In genetic algorithm version 2, I set fitness function as
$\frac{Rate}{f(Acc)}$
where
$f(Acc)$
is a cubic polynomial such that
$f(Acc) \approx Rate$
. In this case, the results form a curve rather than a single point, but not yet beating the standard qtable.
Aug 28th
Methods I tried so far:
MCMC - randomly pick some coef of the Qtable and apply step function with random changes in the range of [-7,7]. Too few changes in the end, not any better than standard jpeg
MCMC - randomly pick some coef of the Qtable to be the average of 5 values given a box [[0,1,0],[1,1,1],[0,1,0]]. Eventually they become one value, not any better than standard jpeg.
GA - p% of parent1 and (1-p%) parent2. Gradually becomes the same Qtable. No matter how many times I tried, GA always gradually converges one point after trials.
Comments for GA.
Usually at the starting point because the generated population is random, larger compression rate usually shows better results in terms of accuracy. Then no matter how we pick parent, these parents always have large compression rate. (How do we constrain the compression rate to be around 20? )
There is also a reason for these easily generated Qtables that can produce large compression rate - low accuracy pair. Because when every coef of Qtable is large, most component of the 8x8 DCT block just get disappeared. It is easy to get small components rather than large ones. (Redesign sorted_random_qtable_generate() function!!!)
A Literature Review on Quantization Table Design for the JPEG Baseline Algorithm:
Rate-Distortion Approach: may get struck at different local minimal
Human Visual System Approach: not our topic
Genetic Algorithm: a) normal GA should work, why mine doesn't. b) In Identification of the best quantization table using genetic algorithms, why didn't I see compression rate related computation when calculating fitness? c) Pareto dominance to plot a curve rather than a line, but the experiment cost could be huge. d) knowledge based GA (on crossover and mutation). e) Does it count to use/combine existing approachs?

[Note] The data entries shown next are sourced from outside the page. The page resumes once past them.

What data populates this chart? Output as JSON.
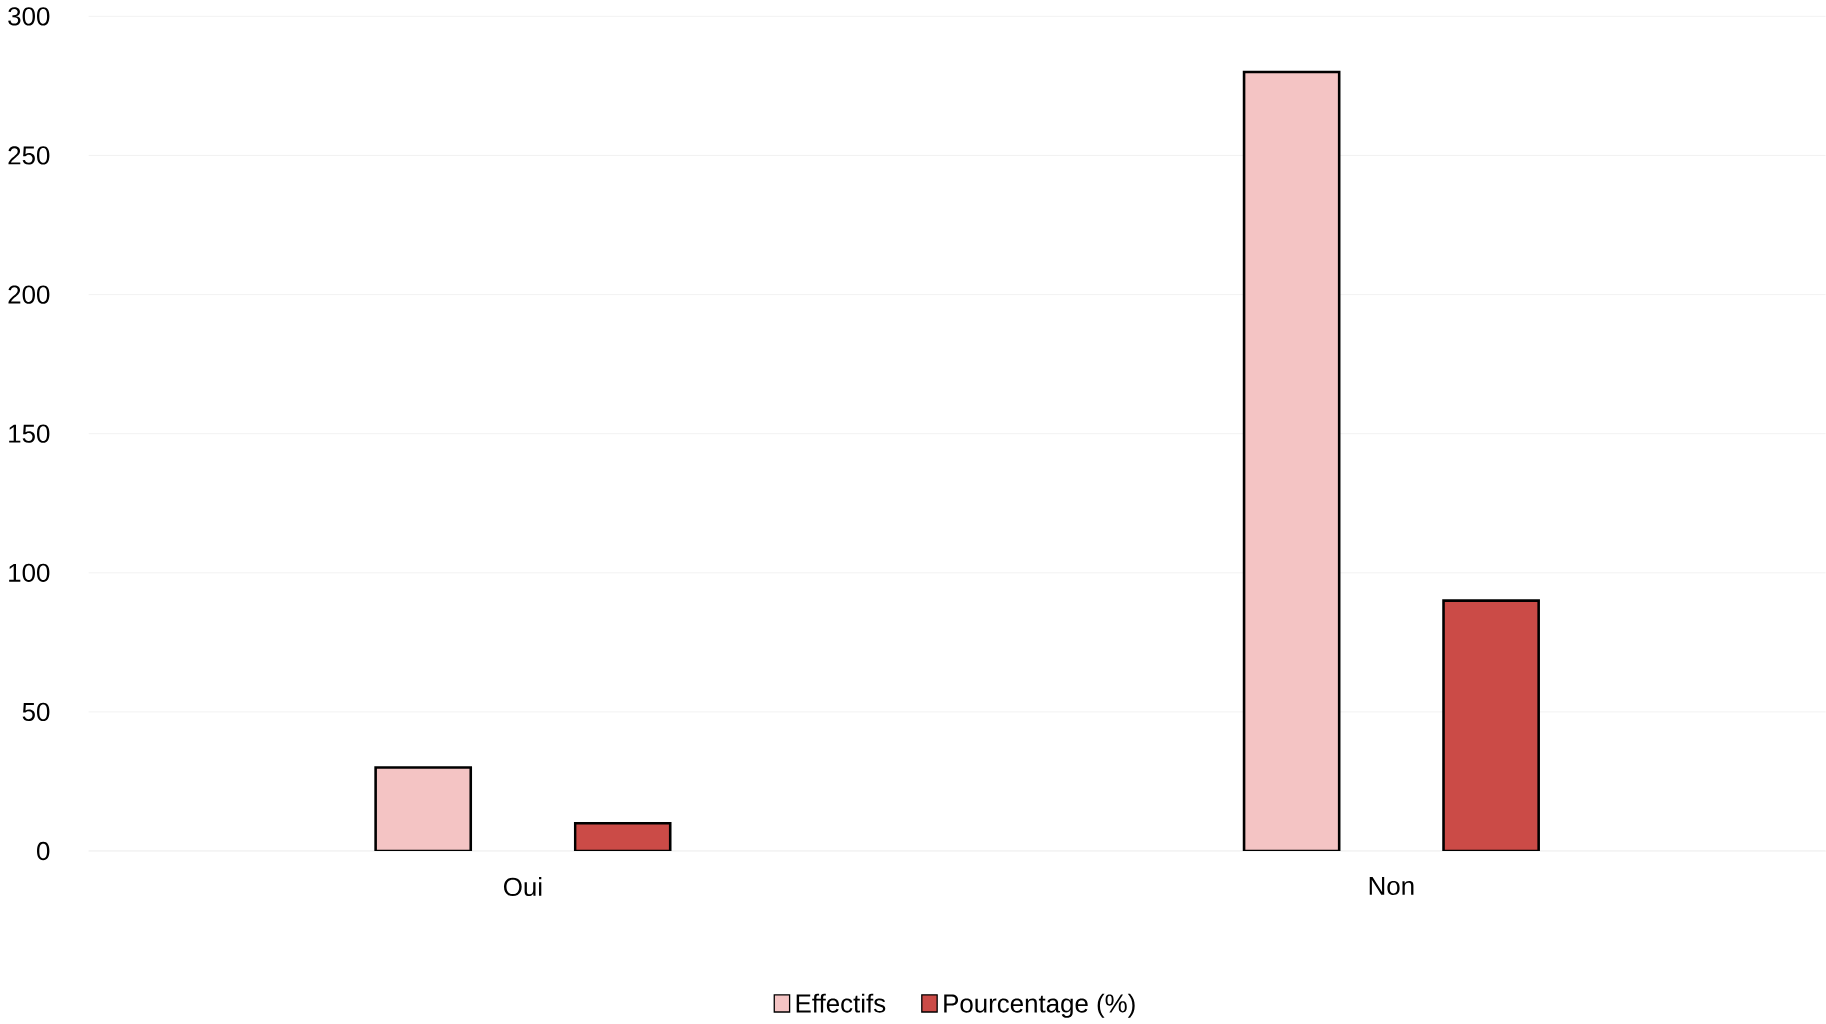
{
  "chart_data": {
    "type": "bar",
    "categories": [
      "Oui",
      "Non"
    ],
    "series": [
      {
        "name": "Effectifs",
        "color": "#f4c4c4",
        "values": [
          30,
          280
        ]
      },
      {
        "name": "Pourcentage (%)",
        "color": "#cb4b47",
        "values": [
          10,
          90
        ]
      }
    ],
    "ylim": [
      0,
      300
    ],
    "yticks": [
      0,
      50,
      100,
      150,
      200,
      250,
      300
    ],
    "grid": "y",
    "legend": "bottom"
  }
}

Are they too old (mostly before 2013, while the lastest KBGA is 2016)?
Differential evolution is said to be better than GA, but how to get the paper?
Particle Swarm Optimization, Fireflys
Dec 1st
Why do we need to focus on deep learning accuracy rather than PSNR?
Sorted random
Bayesian
Do "good" qtables generalise to other testing set? How about retraining?

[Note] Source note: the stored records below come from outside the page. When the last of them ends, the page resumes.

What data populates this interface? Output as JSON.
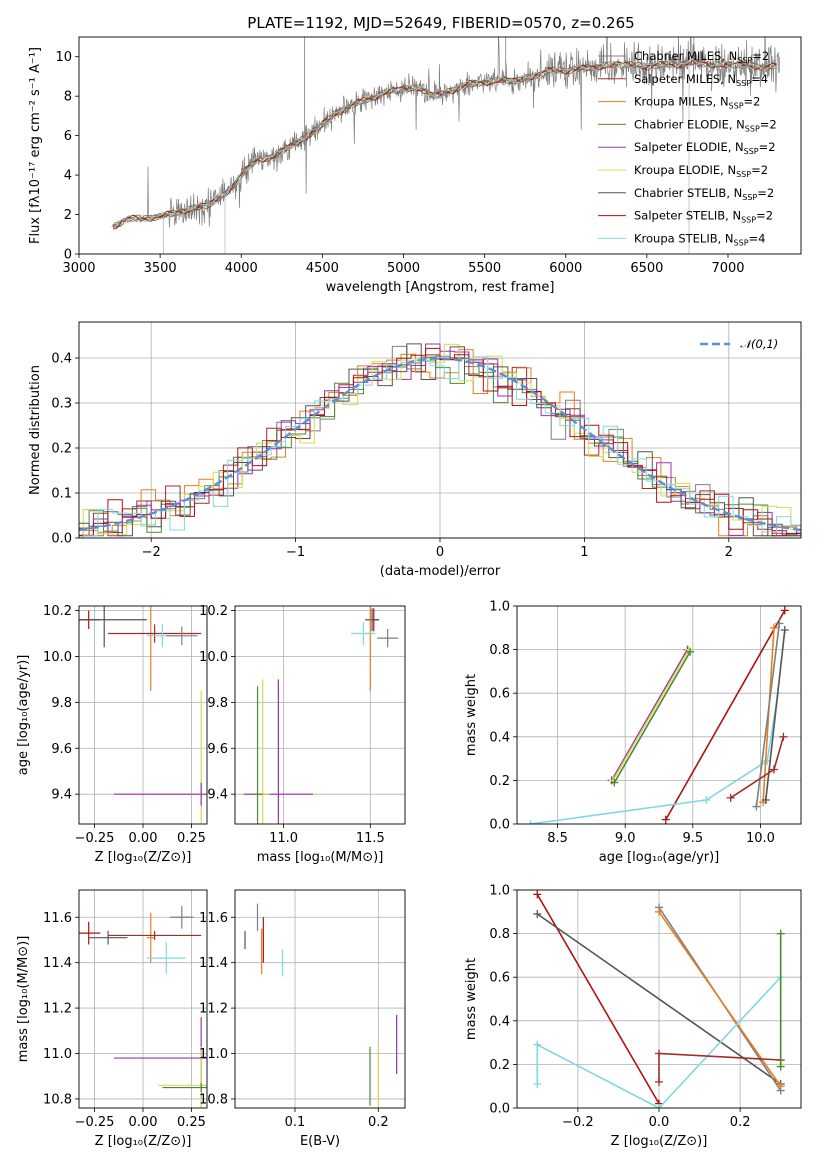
{
  "title": "PLATE=1192, MJD=52649, FIBERID=0570, z=0.265",
  "model_colors": [
    "#7f7f7f",
    "#a52a2a",
    "#e67e22",
    "#4a8a3a",
    "#9b30b0",
    "#d4dc4c",
    "#555555",
    "#b01010",
    "#80d8e0"
  ],
  "chart_data": [
    {
      "id": "spectrum",
      "type": "line",
      "xlabel": "wavelength [Angstrom, rest frame]",
      "ylabel": "Flux [fλ10⁻¹⁷ erg cm⁻² s⁻¹ A⁻¹]",
      "xlim": [
        3000,
        7450
      ],
      "ylim": [
        0,
        11
      ],
      "xticks": [
        3000,
        3500,
        4000,
        4500,
        5000,
        5500,
        6000,
        6500,
        7000
      ],
      "yticks": [
        0,
        2,
        4,
        6,
        8,
        10
      ],
      "legend_position": "upper right",
      "series": [
        {
          "name": "Chabrier MILES, N_SSP=2"
        },
        {
          "name": "Salpeter MILES, N_SSP=4"
        },
        {
          "name": "Kroupa MILES, N_SSP=2"
        },
        {
          "name": "Chabrier ELODIE, N_SSP=2"
        },
        {
          "name": "Salpeter ELODIE, N_SSP=2"
        },
        {
          "name": "Kroupa ELODIE, N_SSP=2"
        },
        {
          "name": "Chabrier STELIB, N_SSP=2"
        },
        {
          "name": "Salpeter STELIB, N_SSP=2"
        },
        {
          "name": "Kroupa STELIB, N_SSP=4"
        }
      ],
      "data_wavelength": [
        3200,
        3300,
        3400,
        3500,
        3600,
        3700,
        3800,
        3900,
        4000,
        4100,
        4200,
        4300,
        4400,
        4500,
        4600,
        4700,
        4800,
        4900,
        5000,
        5100,
        5200,
        5300,
        5400,
        5500,
        5600,
        5700,
        5800,
        5900,
        6000,
        6100,
        6200,
        6300,
        6400,
        6500,
        6600,
        6700,
        6800,
        6900,
        7000,
        7100,
        7200,
        7300
      ],
      "data_flux": [
        1.3,
        1.8,
        1.8,
        1.9,
        2.1,
        2.3,
        2.5,
        3.0,
        4.0,
        4.8,
        4.9,
        5.5,
        5.9,
        6.6,
        7.2,
        7.6,
        7.9,
        8.2,
        8.4,
        8.4,
        8.0,
        8.3,
        8.6,
        8.7,
        8.8,
        8.8,
        9.0,
        9.3,
        9.3,
        9.4,
        9.5,
        9.6,
        9.6,
        9.5,
        9.6,
        9.6,
        9.7,
        9.6,
        9.6,
        9.6,
        9.5,
        9.5
      ]
    },
    {
      "id": "residuals",
      "type": "histogram",
      "xlabel": "(data-model)/error",
      "ylabel": "Normed distribution",
      "xlim": [
        -2.5,
        2.5
      ],
      "ylim": [
        0,
        0.48
      ],
      "xticks": [
        -2,
        -1,
        0,
        1,
        2
      ],
      "yticks": [
        0.0,
        0.1,
        0.2,
        0.3,
        0.4
      ],
      "grid": true,
      "legend_position": "upper right",
      "reference_curve": {
        "name": "𝒩(0,1)",
        "style": "dashed",
        "color": "#5b8fd9"
      }
    },
    {
      "id": "age_vs_Z",
      "type": "scatter",
      "xlabel": "Z [log₁₀(Z/Z⊙)]",
      "ylabel": "age  [log₁₀(age/yr)]",
      "xlim": [
        -0.33,
        0.33
      ],
      "ylim": [
        9.27,
        10.22
      ],
      "xticks": [
        -0.25,
        0.0,
        0.25
      ],
      "yticks": [
        9.4,
        9.6,
        9.8,
        10.0,
        10.2
      ],
      "grid": true,
      "points": [
        {
          "model": 7,
          "x": -0.28,
          "y": 10.16,
          "xerr": 0.06,
          "yerr": 0.04
        },
        {
          "model": 6,
          "x": -0.2,
          "y": 10.16,
          "xerr": 0.22,
          "yerr": 0.12
        },
        {
          "model": 2,
          "x": 0.04,
          "y": 10.1,
          "xerr": 0.02,
          "yerr": 0.25
        },
        {
          "model": 1,
          "x": 0.06,
          "y": 10.1,
          "xerr": 0.24,
          "yerr": 0.04
        },
        {
          "model": 8,
          "x": 0.1,
          "y": 10.09,
          "xerr": 0.08,
          "yerr": 0.05
        },
        {
          "model": 0,
          "x": 0.2,
          "y": 10.09,
          "xerr": 0.08,
          "yerr": 0.04
        },
        {
          "model": 5,
          "x": 0.3,
          "y": 9.4,
          "xerr": 0.22,
          "yerr": 0.45
        },
        {
          "model": 4,
          "x": 0.3,
          "y": 9.4,
          "xerr": 0.45,
          "yerr": 0.05
        }
      ]
    },
    {
      "id": "age_vs_mass",
      "type": "scatter",
      "xlabel": "mass [log₁₀(M/M⊙)]",
      "ylabel": "",
      "xlim": [
        10.72,
        11.7
      ],
      "ylim": [
        9.27,
        10.22
      ],
      "xticks": [
        11.0,
        11.5
      ],
      "yticks": [
        9.4,
        9.6,
        9.8,
        10.0,
        10.2
      ],
      "grid": true,
      "points": [
        {
          "model": 4,
          "x": 10.97,
          "y": 9.4,
          "xerr": 0.2,
          "yerr": 0.5
        },
        {
          "model": 5,
          "x": 10.88,
          "y": 9.4,
          "xerr": 0.04,
          "yerr": 0.5
        },
        {
          "model": 3,
          "x": 10.85,
          "y": 9.4,
          "xerr": 0.03,
          "yerr": 0.47
        },
        {
          "model": 7,
          "x": 11.52,
          "y": 10.16,
          "xerr": 0.03,
          "yerr": 0.05
        },
        {
          "model": 6,
          "x": 11.51,
          "y": 10.16,
          "xerr": 0.04,
          "yerr": 0.05
        },
        {
          "model": 2,
          "x": 11.5,
          "y": 10.1,
          "xerr": 0.02,
          "yerr": 0.25
        },
        {
          "model": 8,
          "x": 11.46,
          "y": 10.1,
          "xerr": 0.07,
          "yerr": 0.05
        },
        {
          "model": 0,
          "x": 11.6,
          "y": 10.08,
          "xerr": 0.06,
          "yerr": 0.04
        }
      ]
    },
    {
      "id": "weights_vs_age",
      "type": "line",
      "xlabel": "age  [log₁₀(age/yr)]",
      "ylabel": "mass weight",
      "xlim": [
        8.2,
        10.3
      ],
      "ylim": [
        0,
        1
      ],
      "xticks": [
        8.5,
        9.0,
        9.5,
        10.0
      ],
      "yticks": [
        0.0,
        0.2,
        0.4,
        0.6,
        0.8,
        1.0
      ],
      "grid": true,
      "series": [
        {
          "model": 4,
          "x": [
            8.9,
            9.46
          ],
          "y": [
            0.2,
            0.8
          ]
        },
        {
          "model": 5,
          "x": [
            8.91,
            9.47
          ],
          "y": [
            0.2,
            0.8
          ]
        },
        {
          "model": 3,
          "x": [
            8.92,
            9.48
          ],
          "y": [
            0.19,
            0.79
          ]
        },
        {
          "model": 7,
          "x": [
            9.3,
            10.18
          ],
          "y": [
            0.02,
            0.98
          ]
        },
        {
          "model": 8,
          "x": [
            8.3,
            9.6,
            10.05,
            10.13
          ],
          "y": [
            0.0,
            0.11,
            0.29,
            0.6
          ]
        },
        {
          "model": 2,
          "x": [
            10.02,
            10.1
          ],
          "y": [
            0.1,
            0.9
          ]
        },
        {
          "model": 6,
          "x": [
            10.04,
            10.18
          ],
          "y": [
            0.11,
            0.89
          ]
        },
        {
          "model": 0,
          "x": [
            9.97,
            10.14
          ],
          "y": [
            0.08,
            0.92
          ]
        },
        {
          "model": 1,
          "x": [
            9.78,
            10.1,
            10.17
          ],
          "y": [
            0.12,
            0.25,
            0.4
          ]
        }
      ]
    },
    {
      "id": "mass_vs_Z",
      "type": "scatter",
      "xlabel": "Z [log₁₀(Z/Z⊙)]",
      "ylabel": "mass [log₁₀(M/M⊙)]",
      "xlim": [
        -0.33,
        0.33
      ],
      "ylim": [
        10.76,
        11.72
      ],
      "xticks": [
        -0.25,
        0.0,
        0.25
      ],
      "yticks": [
        10.8,
        11.0,
        11.2,
        11.4,
        11.6
      ],
      "grid": true,
      "points": [
        {
          "model": 7,
          "x": -0.28,
          "y": 11.53,
          "xerr": 0.06,
          "yerr": 0.05
        },
        {
          "model": 6,
          "x": -0.18,
          "y": 11.51,
          "xerr": 0.1,
          "yerr": 0.03
        },
        {
          "model": 2,
          "x": 0.04,
          "y": 11.51,
          "xerr": 0.02,
          "yerr": 0.11
        },
        {
          "model": 1,
          "x": 0.06,
          "y": 11.52,
          "xerr": 0.24,
          "yerr": 0.02
        },
        {
          "model": 8,
          "x": 0.12,
          "y": 11.42,
          "xerr": 0.1,
          "yerr": 0.07
        },
        {
          "model": 0,
          "x": 0.2,
          "y": 11.6,
          "xerr": 0.06,
          "yerr": 0.05
        },
        {
          "model": 4,
          "x": 0.3,
          "y": 10.98,
          "xerr": 0.45,
          "yerr": 0.18
        },
        {
          "model": 5,
          "x": 0.3,
          "y": 10.86,
          "xerr": 0.22,
          "yerr": 0.17
        },
        {
          "model": 3,
          "x": 0.3,
          "y": 10.85,
          "xerr": 0.2,
          "yerr": 0.02
        }
      ]
    },
    {
      "id": "mass_vs_EBV",
      "type": "scatter",
      "xlabel": "E(B-V)",
      "ylabel": "",
      "xlim": [
        0.028,
        0.232
      ],
      "ylim": [
        10.76,
        11.72
      ],
      "xticks": [
        0.1,
        0.2
      ],
      "yticks": [
        10.8,
        11.0,
        11.2,
        11.4,
        11.6
      ],
      "grid": true,
      "points": [
        {
          "model": 6,
          "x": 0.04,
          "y": 11.5,
          "xerr": 0.0,
          "yerr": 0.04
        },
        {
          "model": 0,
          "x": 0.055,
          "y": 11.6,
          "xerr": 0.0,
          "yerr": 0.06
        },
        {
          "model": 7,
          "x": 0.062,
          "y": 11.5,
          "xerr": 0.0,
          "yerr": 0.1
        },
        {
          "model": 2,
          "x": 0.06,
          "y": 11.45,
          "xerr": 0.0,
          "yerr": 0.1
        },
        {
          "model": 8,
          "x": 0.085,
          "y": 11.4,
          "xerr": 0.0,
          "yerr": 0.06
        },
        {
          "model": 3,
          "x": 0.19,
          "y": 10.9,
          "xerr": 0.0,
          "yerr": 0.13
        },
        {
          "model": 5,
          "x": 0.2,
          "y": 10.9,
          "xerr": 0.0,
          "yerr": 0.14
        },
        {
          "model": 4,
          "x": 0.222,
          "y": 11.04,
          "xerr": 0.0,
          "yerr": 0.13
        }
      ]
    },
    {
      "id": "weights_vs_Z",
      "type": "line",
      "xlabel": "Z [log₁₀(Z/Z⊙)]",
      "ylabel": "mass weight",
      "xlim": [
        -0.35,
        0.35
      ],
      "ylim": [
        0,
        1
      ],
      "xticks": [
        -0.2,
        0.0,
        0.2
      ],
      "yticks": [
        0.0,
        0.2,
        0.4,
        0.6,
        0.8,
        1.0
      ],
      "grid": true,
      "series": [
        {
          "model": 7,
          "x": [
            -0.3,
            0.0
          ],
          "y": [
            0.98,
            0.02
          ]
        },
        {
          "model": 6,
          "x": [
            -0.3,
            0.3
          ],
          "y": [
            0.89,
            0.11
          ]
        },
        {
          "model": 0,
          "x": [
            0.0,
            0.3
          ],
          "y": [
            0.92,
            0.08
          ]
        },
        {
          "model": 2,
          "x": [
            0.0,
            0.3
          ],
          "y": [
            0.9,
            0.1
          ]
        },
        {
          "model": 8,
          "x": [
            -0.3,
            -0.3,
            0.0,
            0.3
          ],
          "y": [
            0.11,
            0.29,
            0.0,
            0.6
          ]
        },
        {
          "model": 1,
          "x": [
            0.0,
            0.0,
            0.3
          ],
          "y": [
            0.12,
            0.25,
            0.22
          ]
        },
        {
          "model": 5,
          "x": [
            0.3,
            0.3
          ],
          "y": [
            0.2,
            0.8
          ]
        },
        {
          "model": 3,
          "x": [
            0.3,
            0.3
          ],
          "y": [
            0.19,
            0.8
          ]
        }
      ]
    }
  ]
}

Amir's and similar comments I received in the workshop: add JPEG as a different layer and train it. Though I've tried it before, they provided a different edge how to perform quantization.
Instead of multiplying back the quantization, the DCT coefficients could be first normalized and then only quantized. Then we have
x = linear_transform(input)
round(weight * x + bias)
So, the weight doesn't need to be qtable!
one problem is at some point we should recover it back, because dct does not keep enough spatial information. Similar issue with YCbCr2RGB conversion.
We don't have high resolution training set. We might have to stick with ImageNet.
We may even abandon JPEG. Other image storage method like png all works.